Making molehills out of mountains: taking the mental block out of measurement and KPIs for internal communication
Internal communicators are well aware of the importance of measuring their work. In fact, Newsweaver’s recent Inside IC survey revealed that some 95% of IC staff recognise the importance of measurement. Those figures don’t correlate, however, with the percentages of staff who actually measure.
So what is stopping people from measuring, when they know its importance and value?
According to the survey results, one of the main things stopping people from measuring is the perception that it is difficult to do so. Some 68% of IC professionals who responded to the survey stated that it was difficult to measure the effectiveness of internal communications: that’s more than two-thirds of the industry. It is becoming increasingly clear that this perception is a blocker to measurement.
The issue was discussed with industry experts David Grossman, Angela Sinickas, Sam Marshall and Steve Crescenzo on our recent survey webinar. Their responses provided some interesting insights and food for thought.
Management Consultant Angela Sinickas said she was not at all surprised that 68% of IC professionals felt it was difficult to measure.
“Many of us went into the communications industry so we wouldn’t have to take any more math classes, so to be told 20 or 30 years later that we are expected to measure is a big switch!
“There is an assumption that it is difficult, but in truth it doesn’t have to be,” she said.
Steve Crescenzo, CEO of Crescenzo Communications, agreed.
“It is difficult to measure for a lot of internal communicators. The first issue is that they don’t like math. The next issue is that they are intimidated by it. The third issue is that they don’t have a lot of time. So many people are on a hamster wheel pushing out content and they don’t have extra time to measure.
“And the fourth thing is that they don’t know what to measure. So it is difficult, but so is anything worth doing in life,” he said.
Steve believes that communicators then decide not to measure, because it’s too difficult and they don’t have the time or resources. However, then they wonder why they don’t have the status that they would like in the organization.
“It’s because they don’t have the proof that what they do matters. But if it’s not worth measuring, it’s not worth doing,” he said.
An easier way
As someone who has worked in the communications industry for several years, the words of our industry experts really resonated with me.
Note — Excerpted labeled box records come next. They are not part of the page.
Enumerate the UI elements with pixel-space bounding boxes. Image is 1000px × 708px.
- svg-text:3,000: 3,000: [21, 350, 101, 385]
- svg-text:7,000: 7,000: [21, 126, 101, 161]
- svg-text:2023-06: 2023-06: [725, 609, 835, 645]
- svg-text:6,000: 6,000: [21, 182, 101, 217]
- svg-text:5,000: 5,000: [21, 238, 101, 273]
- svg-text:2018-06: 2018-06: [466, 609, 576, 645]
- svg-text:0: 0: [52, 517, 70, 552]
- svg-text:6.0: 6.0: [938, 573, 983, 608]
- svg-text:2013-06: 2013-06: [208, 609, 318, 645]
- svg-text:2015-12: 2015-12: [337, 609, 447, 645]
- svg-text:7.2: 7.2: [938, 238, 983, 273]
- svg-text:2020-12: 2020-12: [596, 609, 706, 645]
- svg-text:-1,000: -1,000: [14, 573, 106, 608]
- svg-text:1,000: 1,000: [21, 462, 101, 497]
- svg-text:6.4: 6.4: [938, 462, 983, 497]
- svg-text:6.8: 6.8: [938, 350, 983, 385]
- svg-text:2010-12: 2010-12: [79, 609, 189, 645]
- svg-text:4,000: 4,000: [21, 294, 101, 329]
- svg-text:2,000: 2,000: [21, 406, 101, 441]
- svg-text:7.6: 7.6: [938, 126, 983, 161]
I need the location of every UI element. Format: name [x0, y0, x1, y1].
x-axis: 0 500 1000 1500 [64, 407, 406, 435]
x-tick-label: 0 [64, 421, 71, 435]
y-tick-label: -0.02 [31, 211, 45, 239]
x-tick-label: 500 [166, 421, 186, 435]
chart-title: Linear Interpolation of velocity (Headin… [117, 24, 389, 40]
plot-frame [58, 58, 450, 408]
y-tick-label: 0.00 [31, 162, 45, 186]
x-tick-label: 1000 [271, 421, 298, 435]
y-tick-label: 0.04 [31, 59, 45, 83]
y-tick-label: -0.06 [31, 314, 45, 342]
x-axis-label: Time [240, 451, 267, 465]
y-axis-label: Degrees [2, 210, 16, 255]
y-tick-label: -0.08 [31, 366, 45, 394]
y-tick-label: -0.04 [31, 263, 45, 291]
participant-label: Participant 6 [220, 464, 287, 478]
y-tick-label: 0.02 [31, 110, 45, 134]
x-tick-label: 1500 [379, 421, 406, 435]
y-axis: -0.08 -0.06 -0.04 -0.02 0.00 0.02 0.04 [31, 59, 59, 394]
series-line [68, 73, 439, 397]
Are we really not measuring because of an instinctive dislike of math, a dislike that probably stems from school geometry classes? Are we really allowing ourselves to be intimidated into not measuring because we think we don’t know how to do it? Is this really one of the main barriers to successful measurement?
As a communicator, I relate to words over numbers; paper and conversation over technology. And I relate to the feeling of being intimidated and overwhelmed by the idea of measurement and data.
I picture not knowing where to start. I imagine spending hours poring over spreadsheets, numbers and graphs, using complex technology platforms that I can’t relate to and am probably using incorrectly, and emerging with my head spinning and disappointing results that I don’t know what to do with.
It’s exhausting, and it makes me want to scream “there has to be an easier way!”
I think there is an easier way. In fact, I now realise that measurement is not nearly as complicated or as convoluted, and certainly not as thankless, as my initial reaction would have had me believe.
Seeing the results of the survey, I know I am not alone in having an aversion to terms like measurement and data. Of course, we all know that this reaction is counterproductive. We all know that we should measure, and that measurement will help us achieve so many things. Forgive me for sounding like a cult indoctrinator, but we all know that if we embrace it, measurement will be our friend.
So how do we remove this mental barrier to measurement, and where do we start?
Start small, and take it one step at a time. Remember that technology is there to make our lives easier and simpler, not to make them more complicated. So let it do the work for you.
Start by conducting a channel audit. Identify where you might need to update your technology with software that delivers the metrics and analytics that you need.
Then, set goals. Why are you sending your communications? What do you want to achieve? What do you want to change?
Finally, set some reasonable key performance indicators (KPIs) that will allow you to accurately measure the extent to which you have achieved your goals. These could be very simple activities, such as checking unique page views, time on page, or video view counts and play rates, where applicable.
There is so much more to measure, but overcoming that initial barrier is a good start. Internal communications should belong at the heart of all our organizations. We can’t let a childhood dislike of mathematics stop it from getting there.